Chun subsequently created the National Defense Emergency Policy Committee and took the presidency according to his political plan. Chun and his government held Korea under a despotic rule until 1987, when a Seoul National University student was tortured to death. On 10 June, the Catholic Priests Association for Justice revealed the incident, igniting huge demonstrations around the country. Eventually, Chun's party, the Democratic Justice Party, and its leader, Roh Tae-woo announced the June 29th Declaration, which included the direct election of the president. Roh went on to win the election by a narrow margin against the two main opposition leaders, Kim Dae-Jung and Kim Young-Sam.
In 1988, Seoul hosted the 1988 Summer Olympics. It became a member of the Organization for Economic Co-operation and Development (OECD) in 1996. It was adversely affected by the 1997 Asian Financial Crisis. However, the country was able to recover and continue its economic growth, albeit at a slower pace.
In June 2000, as part of president Kim Dae-Jung's "Sunshine Policy" of engagement, a North–South summit took place in Pyongyang, the capital of North Korea. Later that year, Kim received the Nobel Peace Prize "for his work for democracy and human rights in South Korea and in East Asia in general, and for peace and reconciliation with North Korea in particular."
In 2002, South Korea and Japan jointly co-hosted the 2002 FIFA World Cup, however South Korean and Japanese relations later soured due to conflicting claims of sovereignty over the Liancourt Rocks (referred to as Dokdo in Korea, and Takeshima in Japan), in what became known as the Liancourt Rocks dispute.
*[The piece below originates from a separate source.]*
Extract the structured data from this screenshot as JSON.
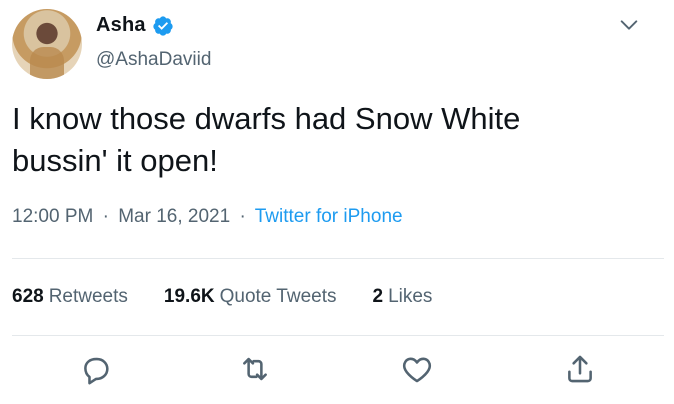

Like many democracies, South Korea's government is divided into three branches: executive, judicial, and legislative. The executive and legislative branches operate primarily at the national level, although various ministries in the executive branch also carry out local functions. Local governments are semi-autonomous, and contain executive and legislative bodies of their own. The judicial branch operates at both the national and local levels. South Korea is a constitutional democracy.
The South Korean government's structure is determined by the Constitution of the Republic of Korea. This document has been revised several times since its first promulgation in 1948 at independence. However, it has retained many broad characteristics and with the exception of the short-lived Second Republic of South Korea, the country has always had a presidential system with an independent chief executive. The first direct election was also held in 1948. Although South Korea experienced a series of military dictatorships since the 1960s up until the 1980s, it has since developed into a successful liberal democracy. Today, the CIA World Factbook describes South Korea's democracy as a "fully functioning modern democracy".